Esta é a terceira parte de um ensaio que teve seu primeiro capítulo publicado aqui, e o segundo aqui.

O temperamento de vanguarda de Victoria Ocampo não se restringiu a sua obra autoral, sua vida pessoal e sua posição de mulher pública. À área da tradução, para a qual foi determinante como tradutora e editora, ela também incorporou procedimentos inéditos e provocativos em relação às vertentes mais tradicionais. E, como costuma acontecer, gerou contradições que tornam tudo mais interessante.  

Patricia Willson demonstrou a presença da primeira pessoa nas escolhas de Victoria Ocampo como tradutora e como editora de traduções. Essa presença atualiza um tema recorrente nos estudos da tradução, quanto à visibilidade ou invisibilidade do tradutor nos textos que traduz. Durante muito tempo se alimentou a ideia de que o tradutor deve ser invisível, servil e fiel ao texto original, que o texto traduzido não deve causar estranhamento ao leitor da tradução. Esses princípios ainda vigoram, especialmente entre não especialistas em tradução e em parcela considerável do meio editorial, mas nos estudos acadêmicos essas premissas vêm sendo problematizadas. 

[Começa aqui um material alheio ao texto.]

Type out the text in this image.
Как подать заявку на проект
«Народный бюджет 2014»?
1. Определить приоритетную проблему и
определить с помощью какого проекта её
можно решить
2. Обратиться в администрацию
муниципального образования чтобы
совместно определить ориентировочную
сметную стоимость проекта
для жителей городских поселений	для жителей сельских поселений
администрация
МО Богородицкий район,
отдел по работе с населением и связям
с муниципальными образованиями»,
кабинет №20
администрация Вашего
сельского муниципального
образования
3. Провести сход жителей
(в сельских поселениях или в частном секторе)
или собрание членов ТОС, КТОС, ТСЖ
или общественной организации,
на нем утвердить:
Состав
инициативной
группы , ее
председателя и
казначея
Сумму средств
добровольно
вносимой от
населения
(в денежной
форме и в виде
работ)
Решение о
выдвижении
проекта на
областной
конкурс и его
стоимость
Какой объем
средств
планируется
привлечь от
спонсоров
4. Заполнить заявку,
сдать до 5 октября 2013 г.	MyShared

Resumindo muito grosseiramente os argumentos de Lawrence Venuti, um dos principais nomes desse debate, a fluência do texto traduzido e a invisibilidade do tradutor são questões mais político-ideológicas do que linguísticas, têm a ver com certa norma do mundo anglófono imposta a todos como universal. O padrão que impõe que os textos traduzidos sejam lidos como se tivessem sido escritos na cultura que os recebe, que apaga diferenças e marcas culturais, alimenta, nos termos de Venuti, “um narcisismo cultural que é pura satisfação pessoal”. E ele segue: “não é apenas o caso de o tradutor realizar um ato interpretativo, mas também de os leitores precisarem aprender a interpretar as traduções como traduções, como textos em si mesmos, a fim de perceberem os efeitos éticos dos textos traduzidos”.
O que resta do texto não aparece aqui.